For instance, my kids became huge fans of the TV show America’s Got Talent this summer. They looked forward to each episode, talked about their favorite acts, and even impersonated the judges. My 5-year-old has even taken to fashioning fake nails out of clip-on barrettes and donning a British accent to pretend she is Mel B.
While I’m not suggesting your audience should become that obsessed, what if the content you produce created a strong positive reaction from your audience?
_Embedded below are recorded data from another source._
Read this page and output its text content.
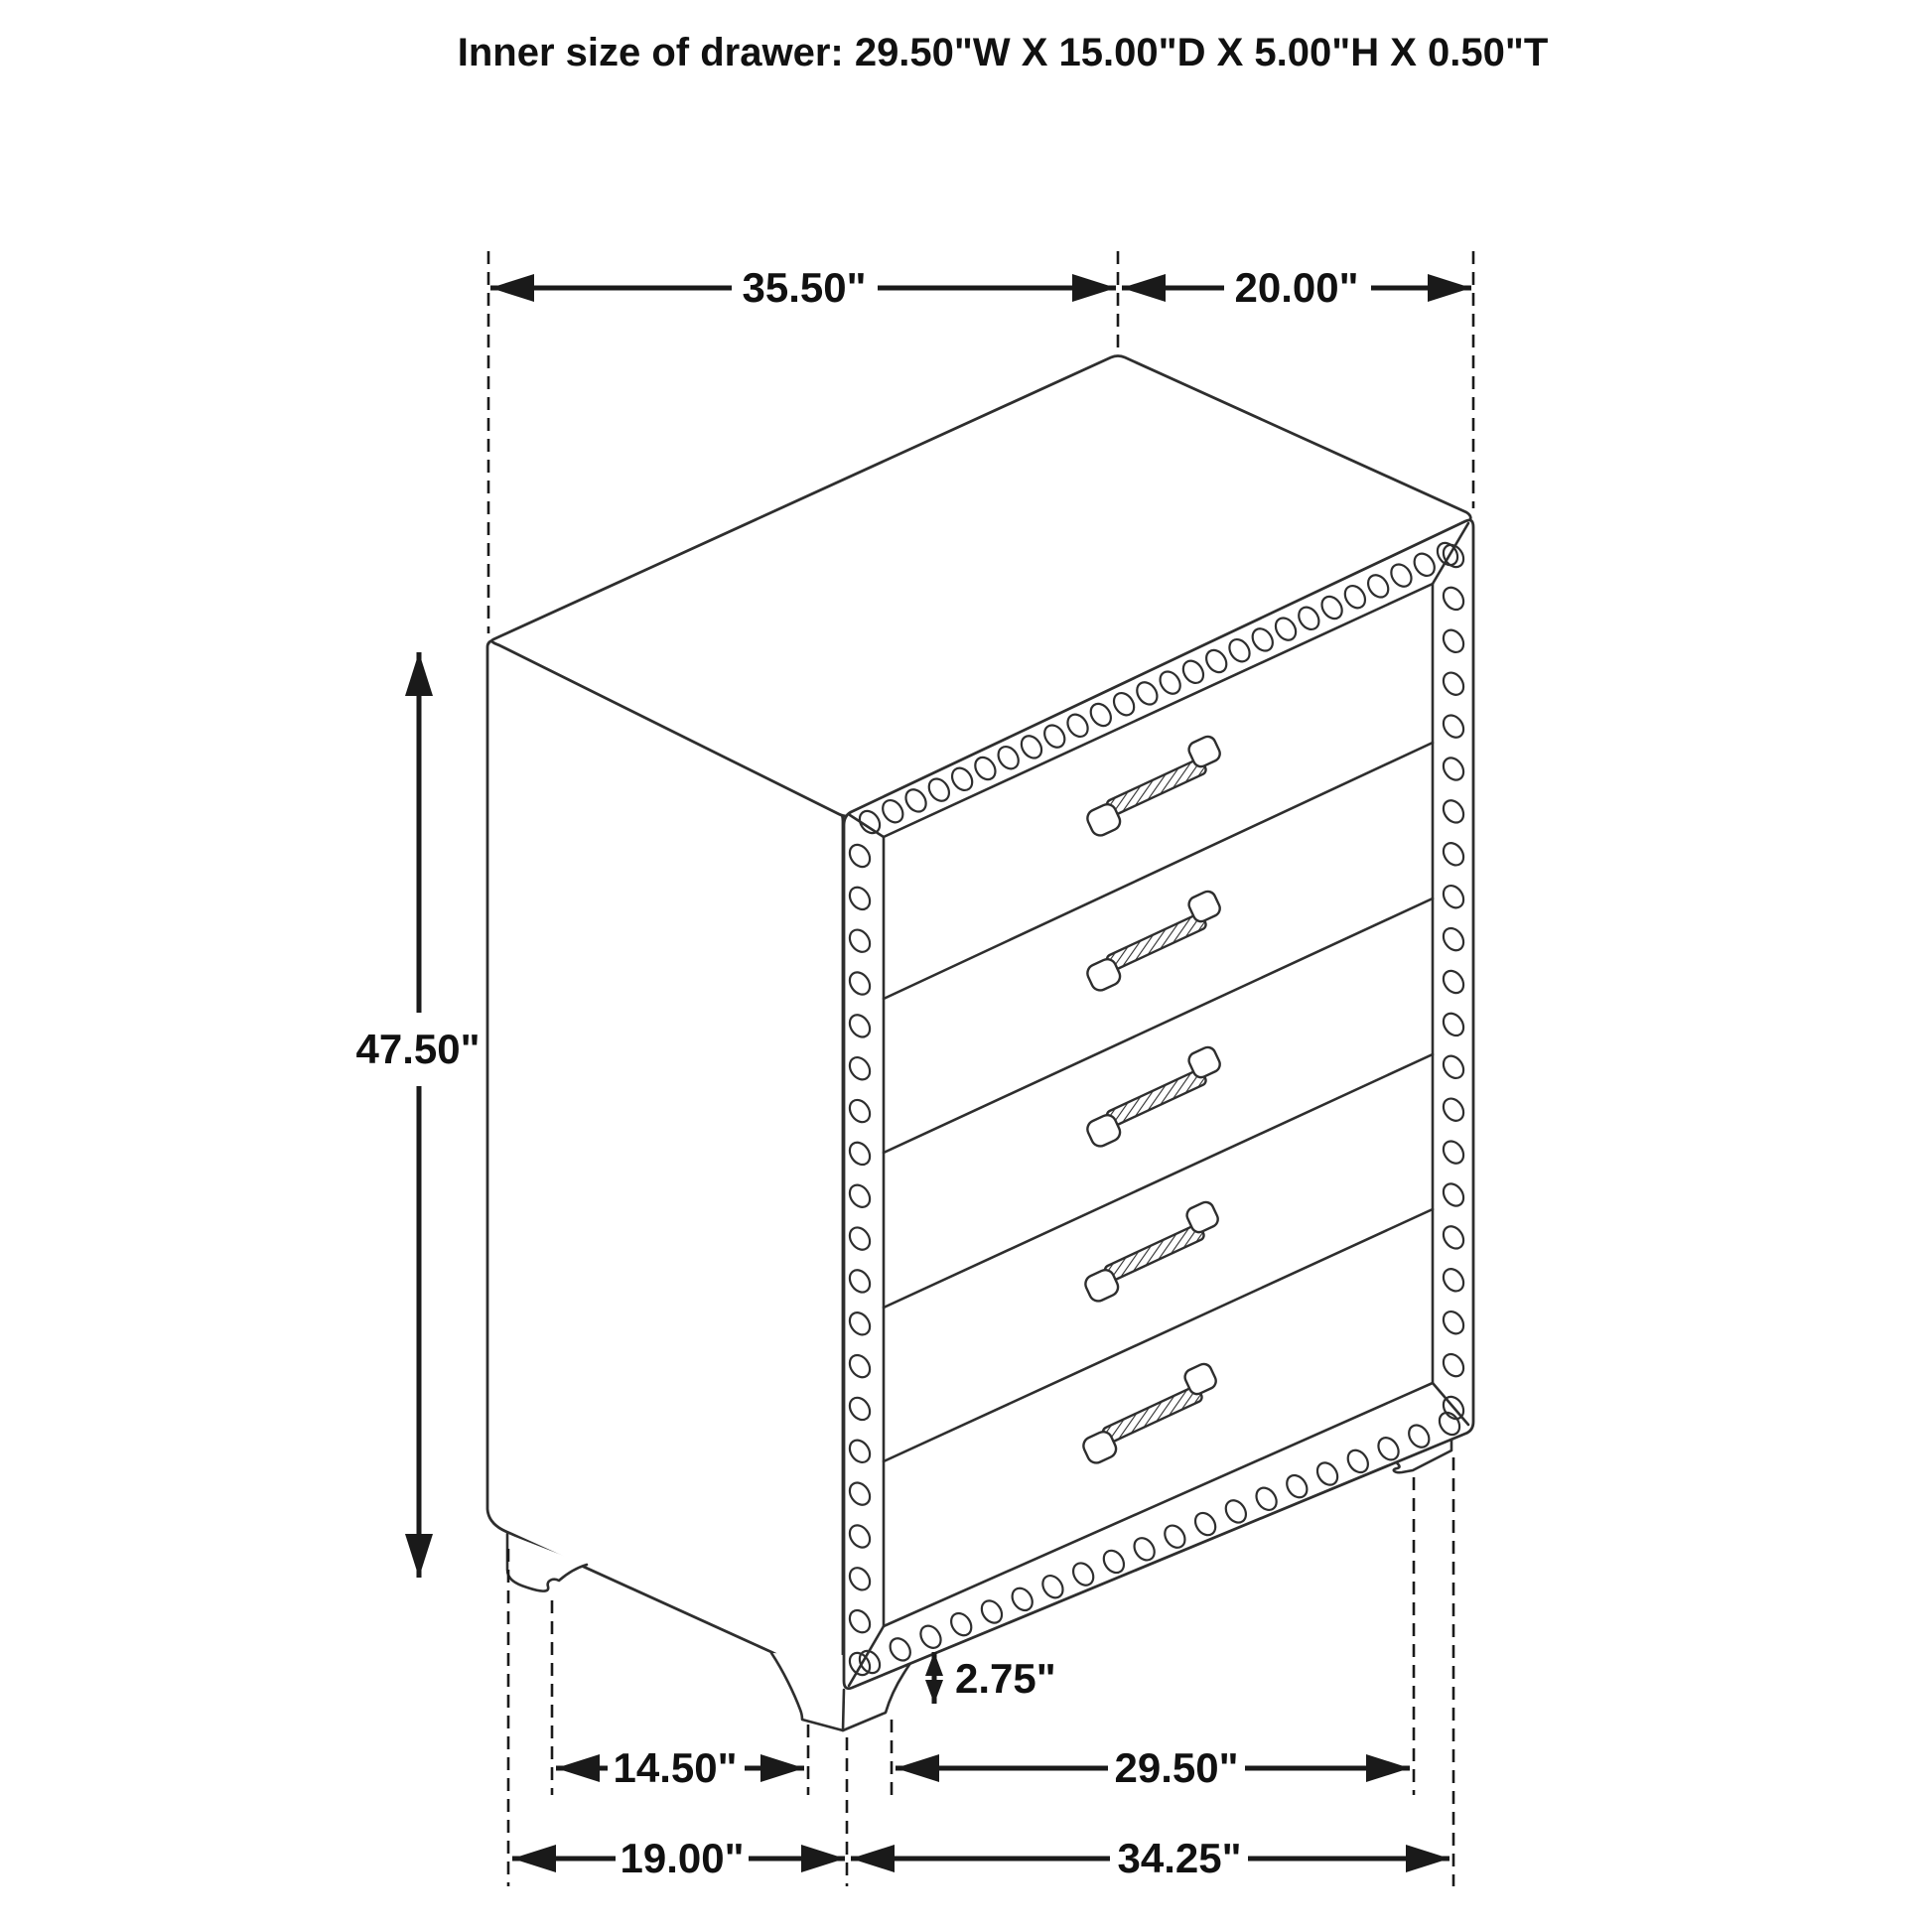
35.50"	20.00"
47.50"
2.75"
14.50"	29.50"
19.00"	34.25"
Inner size of drawer: 29.50"W X 15.00"D X 5.00"H X 0.50"T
That goes way beyond the reaction a lead would ever have with a brand.
It comes down to not only creating content that people want to sign up for but continually providing something your audience anticipates.
Note: Not only do you need to shift your mindset to think about subscribers instead of leads, but you also need to make it easy people for people to subscribe. Aaron Orendorff has a killer list to help you.
Instead of saying: “Look at our shares, ‘likes,’ and traffic.”
Ask: “How can we measure the impact of the audience we’re building?”
I feel this post now is ranting too much, but there’s one more thing I’m tired of hearing – marketers sharing how many shares, “likes,” and page views their content receives. While those metrics provide clues to what your audience wants to hear about, they do not directly translate into anything meaningful for your business.
A better way to measure the impact of your content marketing is to look at the impact your subscribers (remember: not leads) are having on your brand.
For instance, TD Ameritrade publishes thinkMoney. It found that subscribers trade five times more than non-subscribers.
Another example is Sainsbury’s magazine. Eight of 10 readers have bought a product from Sainsbury’s after learning about it in the magazine.
Note: If you want to learn how to calculate the value of your subscribers, check out Robert Rose’s Audience Valuation Engine.
Your answers to these four questions will let you see if your brand is truly adopting an audience-centric business approach. But they aren’t the only ways to test your perspective and see if you’re really doing what you think you are with your brand’s content marketing. What other ideas do you have – or what approaches have you used – to get people to shift their mindset?